Io ad esempio devo chiedere il permesso a mamma e papà, al gatto del vicino, al cane, al gallo e al canarino…
Va beh, basta con l’irriverenza…
Il mio essere si chiama autodeterminazione. Non cedo le variabili del mio destino all’arbitrio di un sì o di un no all’altrui. Delle capacità o incapacità altrui.
Faccio quel che posso, col fuoco sacro della mia passione.
😉
Serena dice
Su di te non avevo alcun dubbio XD Ragazzaccio! 😀
Chiara (Appunti a Margine) dice
Bellissimo questo pezzo! Mentre lo leggevo ero attraversata da un brivido, perché mi rivedevo completamente nelle emozioni dell’autrice. Ho ripreso a scrivere dopo un lungo silenzio in un momento in cui sentivo una profonda necessità di dire al mondo chi fosse davvero Chiara Solerio, senza la solita paura e sensazione di inadeguatezza che provo quando pronuncio ad alta voce il mio nome. E scrivendo ho lasciato uscire tutte le emozioni che mi erano rimaste incastrate dentro, con la consapevolezza che anche le storie più tetre erano parte di me, figlie di un passato che aveva lasciato un imprinting profondo sulle mie cellule. Scrivendo, scrivendo e scrivendo ancora ho lasciato che le mie parole mi attraversassero e, come una goccia d’acqua che a forza di cadere nello stesso punto riesce a creare un solco anche nella roccia, trasformare anche le mie strutture più rigide. Sarò sempre grata alla scrittura per questo splendido regalo… 🙂
Serena dice
La scrittura può essere un fine quando aspira solo o principalmente a diventare bellezza, ma è anche un mezzo. Uno strumento che si può usare per compilare la lista della spesa come per descrivere a noi stessi e agli altri ciò che siamo. Probabilmente la scrittura è il “tuo” mezzo, quello davvero giusto per te 🙂 Anch’io ho la sensazione che sia il mio mezzo principale, anche se non il solo. Ogni tanto avverto il bisogno fortissimo di fare qualcosa con le mani, dal lavorare all’uncinetto all’impastare pane e biscotti XD
Non so se hai avuto modo di leggere l’articolo di Rachelle Gardner e tutto ciò che ne è conseguito. Joanna nei suoi thriller racconta cose leggermente inquietanti XD e parte di quanto dice nel brano che ho tradotto si riferisce ai contenuti che crea. Però si riferisce anche, e nelle sue risposte alla Gardner si comprende anche meglio, al modo che ha scelto per condividere le sue opere. Come persona adulta ed autore autopubblicato, rivendica la libertà e la responsabilità di gestire le proprie opere e di avere cura dei suoi lettori. È estremamente seria nel lavoro di revisione, si serve di editor professionisti e fa confezionare le sue copertine da esperti. In questo senso, dice, non ha bisogno del permesso di nessuno per pubblicare i suoi libri.

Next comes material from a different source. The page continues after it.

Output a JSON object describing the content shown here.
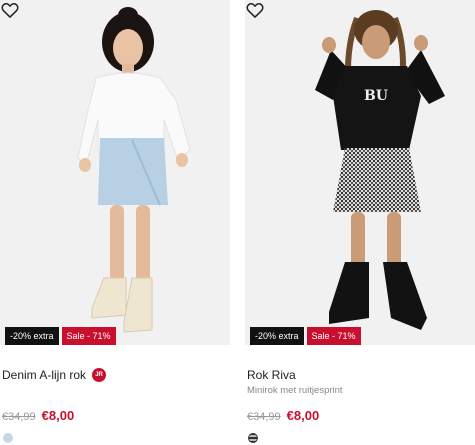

Questo per quanto riguarda un autore che ci tiene alla qualità.
Però, per fortuna, nessuno ha bisogno del permesso di nessuno né per scrivere né, ormai, per diffondere la propria scrittura. Sarebbe molto grave il contrario. Solo che ogni tanto è il caso di sottolinearlo, perché ancora troppi di noi credono di avere bisogno che qualcun altro sancisca il loro diritto di scrivere e pubblicare. Specularmente, esiste chi pensa di poter stabilire chi può scrivere e chi no. Ridicolo. L’unica cosa che possiamo fare, in realtà, è decidere cosa è meglio per noi stessi e per ciò che scriviamo. E farlo.